Monday, November 14, 2005

Green Acres is the place to be

Note: Much of what follows is an oversimplification. Generalizations and stereotyping run rampant. I apologize, in advance.

I’m spending as much time as I can up in the foothills. I'm getting to know it, being in the now up there and all that. Consequently, my perspective on living in the Bay Area is changing. It still feels real fine; but it’s beginning to be put into perspective. They say traveling broadens the mind, but splitting your life between two worlds is an entirely other experience.

I’m sure I’m like many other folks who live in the Bay Area: we are convinced this is the be-all/end-all place to live. And it certainly does have a lot going for it. I haven’t made it to the new de Young yet, but I most certainly will. However the one thing that the Bay Area is not – and can never be again - is small. Sometimes there’s just too much of everything here.

An offshoot of this is seeing how tight rural communities are. There are fewer coincidences. You meet a new neighbor and he turns out to be the guy who helped you at the Mt. Aukum General Store last weekend. You find out you have relatives, by marriage, less than 5 miles away. You meet someone knew, then you meet another new acquaintance somewhere else, and it turns out these two also know each other. When you see Bay Area musicians you know playing in an intimate venue, it feels like you’re tighter than ever.

After a while, you begin to expect connections.

People also seem to spend more time talking to you. Book sellers discuss plots, what they’re reading now; ask who your favorite authors are. Even in urban indie bookstores, those types of dialogs tend to be perfunctory, pat and succinct. There is an art in the rambling conversation.

An insurance agent stops by, ostensibly to take pictures of the house, but ends up talking for 45 minutes about planting fruit trees on northern versus southern exposure slopes. An indication of my non-rural roots is I noticed it was a 45 minute conversation. A shutter installer tells you about a Georgetown bar with a ‘honeymoon suite’ on the second floor whose bed has a string that dangles down through the floor. The string is connected to a bell suspended above the bar. Classy, but somehow appropriate for a region where it's difficult to find a crowd, let alone disappear in one. Another new neighbor introduces himself by discussing in detail his fleet of inoperable vehicles. He has plans for them, but I suspect he’s had these expectations in the works for years. Yet another neighbor invites us over with the offer of free horse manure. People who work in foothills wineries all give you their number.

In the city, in the ‘burbs, there seems to be more concern with what you do; how you fit in the mix, measuring relative accomplishment and if there is any purchase in knowing you. It’s sometimes subtle, but it permeates so many social interactions. In the country, it seems to be more about just what you are. Bullshit meters are possessions held with pride. Or, it could be the opposite side of the measurement coin: maybe country folk think they actually have it made and consequently don’t feel a compulsion to ‘network.’ Perhaps they are just resigned to their lot in life. In any case, the social webs have different spins.
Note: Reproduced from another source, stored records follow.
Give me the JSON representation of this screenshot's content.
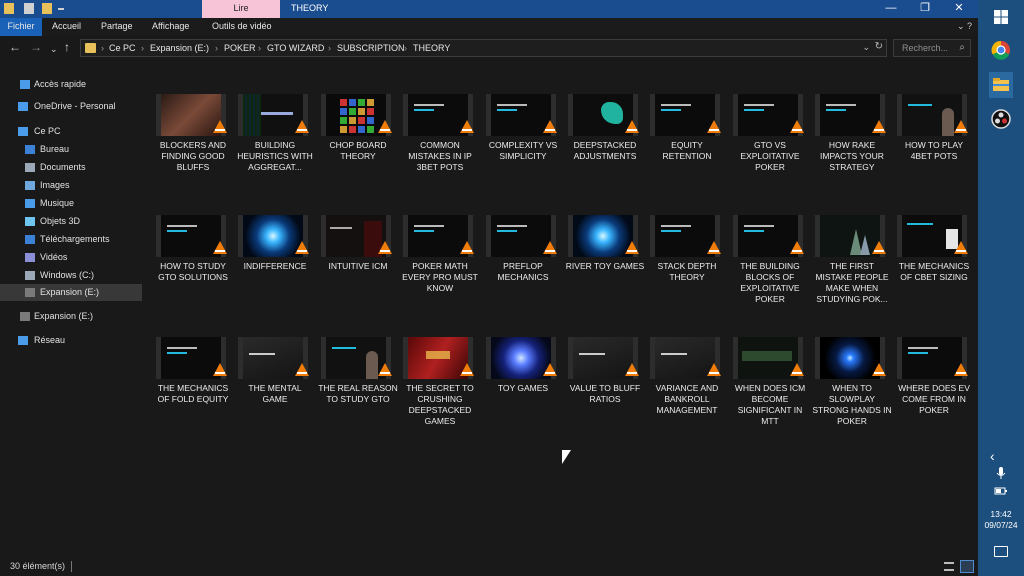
{
  "titlebar": {
    "contextual_tab": "Lire",
    "title": "THEORY",
    "minimize": "—",
    "maximize": "❐",
    "close": "✕"
  },
  "ribbon": {
    "tabs": [
      "Fichier",
      "Accueil",
      "Partage",
      "Affichage",
      "Outils de vidéo"
    ],
    "collapse": "⌄ ?"
  },
  "address": {
    "crumbs": [
      "Ce PC",
      "Expansion (E:)",
      "POKER",
      "GTO WIZARD",
      "SUBSCRIPTION",
      "THEORY"
    ],
    "search_placeholder": "Recherch...",
    "back": "←",
    "forward": "→",
    "recent": "⌄",
    "up": "↑",
    "dropdown": "⌄",
    "refresh": "↻",
    "search_icon": "⌕"
  },
  "sidebar": {
    "items": [
      {
        "label": "Accès rapide",
        "icon": "star-icon",
        "color": "#4a9be8"
      },
      {
        "label": "OneDrive - Personal",
        "icon": "cloud-icon",
        "color": "#4a9be8"
      },
      {
        "label": "Ce PC",
        "icon": "computer-icon",
        "color": "#4a9be8"
      },
      {
        "label": "Bureau",
        "icon": "desktop-icon",
        "color": "#3b82d6"
      },
      {
        "label": "Documents",
        "icon": "documents-icon",
        "color": "#9aa8b8"
      },
      {
        "label": "Images",
        "icon": "images-icon",
        "color": "#6fa8dc"
      },
      {
        "label": "Musique",
        "icon": "music-icon",
        "color": "#4a9be8"
      },
      {
        "label": "Objets 3D",
        "icon": "cube-icon",
        "color": "#6ec6f0"
      },
      {
        "label": "Téléchargements",
        "icon": "download-icon",
        "color": "#3b82d6"
      },
      {
        "label": "Vidéos",
        "icon": "video-icon",
        "color": "#8a8fd6"
      },
      {
        "label": "Windows (C:)",
        "icon": "drive-icon",
        "color": "#9aa8b8"
      },
      {
        "label": "Expansion (E:)",
        "icon": "drive-icon",
        "color": "#7a7a7a"
      },
      {
        "label": "Expansion (E:)",
        "icon": "drive-icon",
        "color": "#7a7a7a"
      },
      {
        "label": "Réseau",
        "icon": "network-icon",
        "color": "#4a9be8"
      }
    ]
  },
  "files": [
    {
      "name": "BLOCKERS AND FINDING GOOD BLUFFS",
      "art": "photo-hands"
    },
    {
      "name": "BUILDING HEURISTICS WITH AGGREGAT...",
      "art": "slide-text"
    },
    {
      "name": "CHOP BOARD THEORY",
      "art": "grid-cards"
    },
    {
      "name": "COMMON MISTAKES IN IP 3BET POTS",
      "art": "slide-dark"
    },
    {
      "name": "COMPLEXITY VS SIMPLICITY",
      "art": "slide-dark"
    },
    {
      "name": "DEEPSTACKED ADJUSTMENTS",
      "art": "teal-shape"
    },
    {
      "name": "EQUITY RETENTION",
      "art": "slide-dark"
    },
    {
      "name": "GTO VS EXPLOITATIVE POKER",
      "art": "slide-dark"
    },
    {
      "name": "HOW RAKE IMPACTS YOUR STRATEGY",
      "art": "slide-dark"
    },
    {
      "name": "HOW TO PLAY 4BET POTS",
      "art": "slide-person"
    },
    {
      "name": "HOW TO STUDY GTO SOLUTIONS",
      "art": "slide-dark"
    },
    {
      "name": "INDIFFERENCE",
      "art": "blue-burst"
    },
    {
      "name": "INTUITIVE ICM",
      "art": "slide-red"
    },
    {
      "name": "POKER MATH EVERY PRO MUST KNOW",
      "art": "slide-dark"
    },
    {
      "name": "PREFLOP MECHANICS",
      "art": "slide-dark"
    },
    {
      "name": "RIVER TOY GAMES",
      "art": "blue-burst"
    },
    {
      "name": "STACK DEPTH THEORY",
      "art": "slide-dark"
    },
    {
      "name": "THE BUILDING BLOCKS OF EXPLOITATIVE POKER",
      "art": "slide-dark"
    },
    {
      "name": "THE FIRST MISTAKE PEOPLE MAKE WHEN STUDYING POK...",
      "art": "slide-chart"
    },
    {
      "name": "THE MECHANICS OF CBET SIZING",
      "art": "slide-panel"
    },
    {
      "name": "THE MECHANICS OF FOLD EQUITY",
      "art": "slide-dark"
    },
    {
      "name": "THE MENTAL GAME",
      "art": "slide-grey"
    },
    {
      "name": "THE REAL REASON TO STUDY GTO",
      "art": "slide-person"
    },
    {
      "name": "THE SECRET TO CRUSHING DEEPSTACKED GAMES",
      "art": "red-poster"
    },
    {
      "name": "TOY GAMES",
      "art": "blue-orb"
    },
    {
      "name": "VALUE TO BLUFF RATIOS",
      "art": "slide-grey"
    },
    {
      "name": "VARIANCE AND BANKROLL MANAGEMENT",
      "art": "slide-grey"
    },
    {
      "name": "WHEN DOES ICM BECOME SIGNIFICANT IN MTT",
      "art": "slide-green"
    },
    {
      "name": "WHEN TO SLOWPLAY STRONG HANDS IN POKER",
      "art": "blue-glow"
    },
    {
      "name": "WHERE DOES EV COME FROM IN POKER",
      "art": "slide-dark"
    }
  ],
  "status": {
    "count": "30 élément(s)"
  },
  "taskbar": {
    "time": "13:42",
    "date": "09/07/24",
    "chevron": "‹",
    "colors": {
      "bg": "#1c4f7d",
      "active": "#2b6aa0"
    }
  }
}
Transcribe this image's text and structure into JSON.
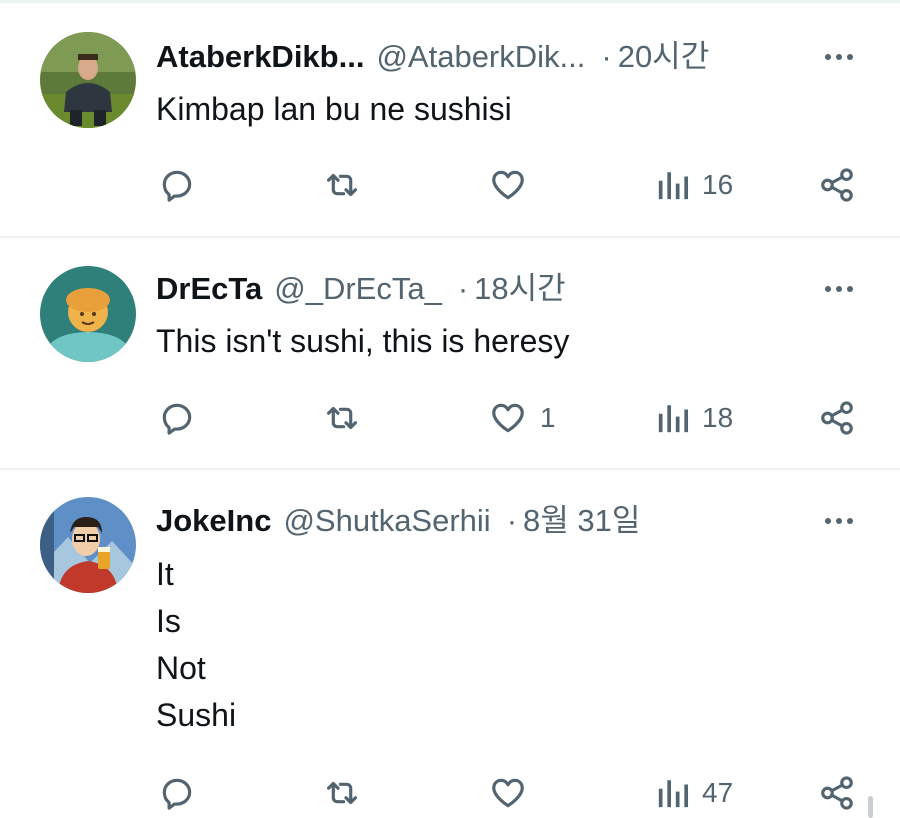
{
  "tweets": [
    {
      "display_name": "AtaberkDikb...",
      "handle": "@AtaberkDik...",
      "separator": "·",
      "time": "20시간",
      "text_lines": [
        "Kimbap lan bu ne sushisi"
      ],
      "replies": "",
      "retweets": "",
      "likes": "",
      "views": "16"
    },
    {
      "display_name": "DrEcTa",
      "handle": "@_DrEcTa_",
      "separator": "·",
      "time": "18시간",
      "text_lines": [
        "This isn't sushi, this is heresy"
      ],
      "replies": "",
      "retweets": "",
      "likes": "1",
      "views": "18"
    },
    {
      "display_name": "JokeInc",
      "handle": "@ShutkaSerhii",
      "separator": "·",
      "time": "8월 31일",
      "text_lines": [
        "It",
        "Is",
        "Not",
        "Sushi"
      ],
      "replies": "",
      "retweets": "",
      "likes": "",
      "views": "47"
    }
  ],
  "colors": {
    "text_primary": "#0f1419",
    "text_secondary": "#536471",
    "divider": "#eff3f4"
  },
  "icons": [
    "reply-icon",
    "retweet-icon",
    "like-icon",
    "views-icon",
    "share-icon",
    "more-icon"
  ]
}
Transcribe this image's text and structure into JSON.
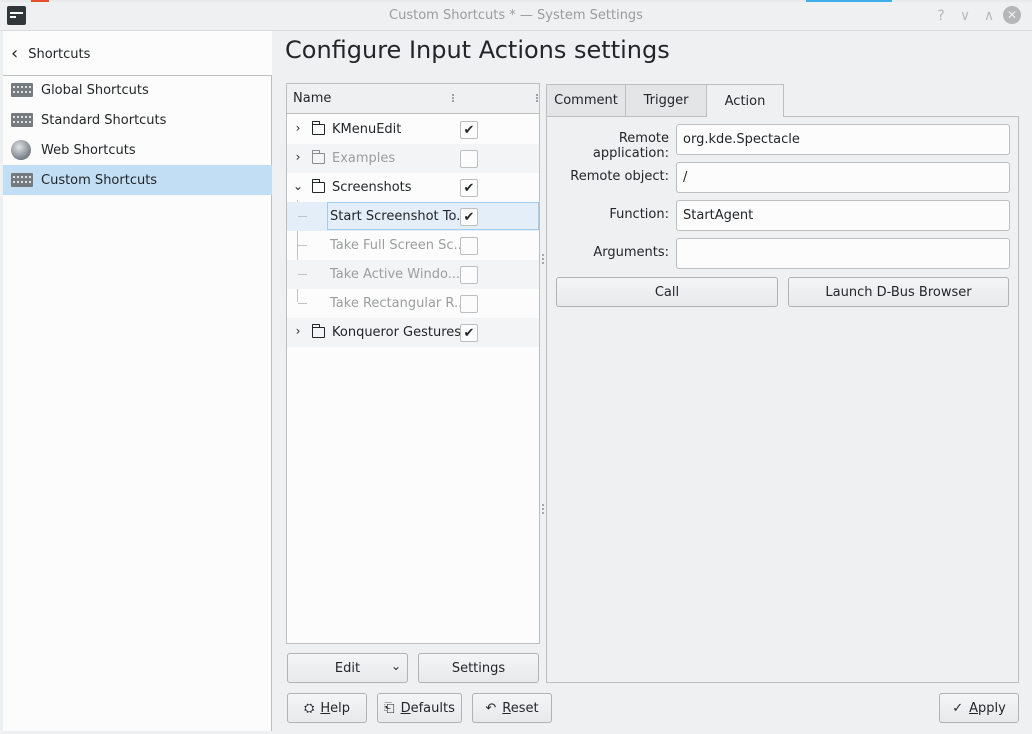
{
  "window": {
    "title": "Custom Shortcuts * — System Settings",
    "help_glyph": "?",
    "minimize_glyph": "∨",
    "maximize_glyph": "∧",
    "close_glyph": "✕"
  },
  "sidebar": {
    "back_label": "Shortcuts",
    "back_glyph": "‹",
    "items": [
      {
        "label": "Global Shortcuts",
        "icon": "keyboard-icon",
        "selected": false
      },
      {
        "label": "Standard Shortcuts",
        "icon": "keyboard-icon",
        "selected": false
      },
      {
        "label": "Web Shortcuts",
        "icon": "globe-icon",
        "selected": false
      },
      {
        "label": "Custom Shortcuts",
        "icon": "keyboard-icon",
        "selected": true
      }
    ]
  },
  "main": {
    "title": "Configure Input Actions settings"
  },
  "tree": {
    "column_header": "Name",
    "rows": [
      {
        "label": "KMenuEdit",
        "expander": "›",
        "checked": true,
        "dim": false
      },
      {
        "label": "Examples",
        "expander": "›",
        "checked": false,
        "dim": true
      },
      {
        "label": "Screenshots",
        "expander": "⌄",
        "checked": true,
        "dim": false
      },
      {
        "label": "Start Screenshot To...",
        "checked": true,
        "dim": false,
        "selected": true
      },
      {
        "label": "Take Full Screen Sc...",
        "checked": false,
        "dim": true
      },
      {
        "label": "Take Active Windo...",
        "checked": false,
        "dim": true
      },
      {
        "label": "Take Rectangular R...",
        "checked": false,
        "dim": true
      },
      {
        "label": "Konqueror Gestures",
        "expander": "›",
        "checked": true,
        "dim": false
      }
    ],
    "check_glyph": "✔",
    "edit_button": "Edit",
    "edit_caret": "⌄",
    "settings_button": "Settings"
  },
  "tabs": [
    {
      "label": "Comment",
      "active": false
    },
    {
      "label": "Trigger",
      "active": false
    },
    {
      "label": "Action",
      "active": true
    }
  ],
  "action": {
    "remote_app_label": "Remote application:",
    "remote_app_value": "org.kde.Spectacle",
    "remote_obj_label": "Remote object:",
    "remote_obj_value": "/",
    "function_label": "Function:",
    "function_value": "StartAgent",
    "arguments_label": "Arguments:",
    "arguments_value": "",
    "call_button": "Call",
    "dbus_button": "Launch D-Bus Browser"
  },
  "footer": {
    "help_underlined": "H",
    "help_rest": "elp",
    "help_icon_glyph": "⛭",
    "defaults_underlined": "D",
    "defaults_rest": "efaults",
    "defaults_icon_glyph": "⎗",
    "reset_underlined": "R",
    "reset_rest": "eset",
    "reset_icon_glyph": "↶",
    "apply_underlined": "A",
    "apply_rest": "pply",
    "apply_icon_glyph": "✓"
  }
}
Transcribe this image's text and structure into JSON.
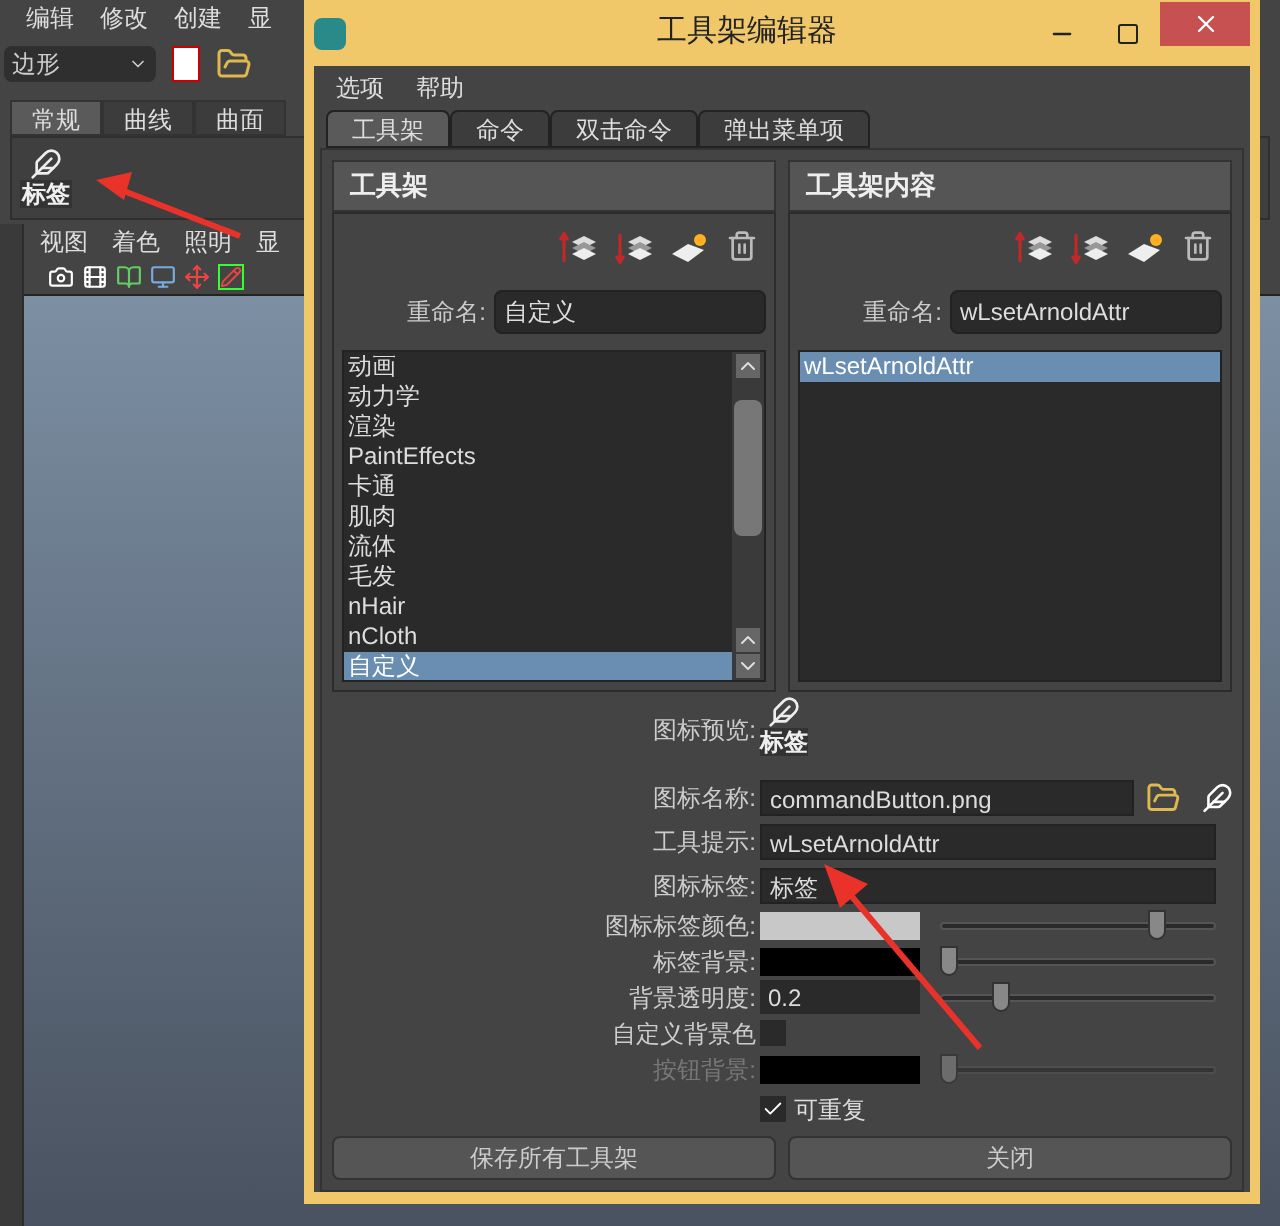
{
  "app": {
    "menu": [
      "编辑",
      "修改",
      "创建",
      "显"
    ],
    "mode_dropdown": "边形",
    "shelf_tabs": [
      {
        "label": "常规",
        "selected": true
      },
      {
        "label": "曲线",
        "selected": false
      },
      {
        "label": "曲面",
        "selected": false
      }
    ],
    "shelf_button": "标签",
    "viewport_menu": [
      "视图",
      "着色",
      "照明",
      "显"
    ]
  },
  "dialog": {
    "title": "工具架编辑器",
    "menu": [
      "选项",
      "帮助"
    ],
    "tabs": [
      {
        "label": "工具架",
        "selected": true
      },
      {
        "label": "命令",
        "selected": false
      },
      {
        "label": "双击命令",
        "selected": false
      },
      {
        "label": "弹出菜单项",
        "selected": false
      }
    ],
    "shelves": {
      "header": "工具架",
      "rename_label": "重命名:",
      "rename_value": "自定义",
      "items": [
        {
          "label": "动画",
          "selected": false
        },
        {
          "label": "动力学",
          "selected": false
        },
        {
          "label": "渲染",
          "selected": false
        },
        {
          "label": "PaintEffects",
          "selected": false
        },
        {
          "label": "卡通",
          "selected": false
        },
        {
          "label": "肌肉",
          "selected": false
        },
        {
          "label": "流体",
          "selected": false
        },
        {
          "label": "毛发",
          "selected": false
        },
        {
          "label": "nHair",
          "selected": false
        },
        {
          "label": "nCloth",
          "selected": false
        },
        {
          "label": "自定义",
          "selected": true
        }
      ]
    },
    "contents": {
      "header": "工具架内容",
      "rename_label": "重命名:",
      "rename_value": "wLsetArnoldAttr",
      "items": [
        {
          "label": "wLsetArnoldAttr",
          "selected": true
        }
      ]
    },
    "preview_label": "图标预览:",
    "preview_caption": "标签",
    "fields": [
      {
        "label": "图标名称:",
        "value": "commandButton.png"
      },
      {
        "label": "工具提示:",
        "value": "wLsetArnoldAttr"
      },
      {
        "label": "图标标签:",
        "value": "标签"
      }
    ],
    "color_rows": [
      {
        "kind": "swatch",
        "label": "图标标签颜色:",
        "color": "#c8c8c8",
        "level": 0.78,
        "disabled": false
      },
      {
        "kind": "swatch",
        "label": "标签背景:",
        "color": "#000000",
        "level": 0.03,
        "disabled": false
      },
      {
        "kind": "value",
        "label": "背景透明度:",
        "value": "0.2",
        "level": 0.22,
        "disabled": false
      },
      {
        "kind": "check",
        "label": "自定义背景色",
        "checked": false
      },
      {
        "kind": "swatch",
        "label": "按钮背景:",
        "color": "#000000",
        "level": 0.03,
        "disabled": true
      }
    ],
    "repeatable": {
      "label": "可重复",
      "checked": true
    },
    "buttons": [
      "保存所有工具架",
      "关闭"
    ]
  }
}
Maybe because the communities are small, people seem to act more outwardly friendly & social. The probabilities are certainly better you’ll meet again somehow, somewhere. It just doesn’t pay to be an ass – word will get around. In the city, anonymity dominates. You can pick your scenes and the scenesters you hang with. In the country, what you see is what you get. You either like it, or leave it. Being a country hermit is not unlike living in a city.

THE LAND, up there, is omnipotent. It figures into everything and everyone. It is an active participant in whatever you do. The Bay Area may be blessed in it's relative close association to and appreciation for open spaces. At least compared to most other US urban centers, the Bay Area does get it. But managed open spaces have nothing on the real outback. Desolation Wilderness - for the wild at heart.

One thing is noticeably different: rural bird feeders go untouched.

Nothing new in any of this - just some first-hand experiences. And I know it plays similarly in many other locales, urban and rural. Same, same.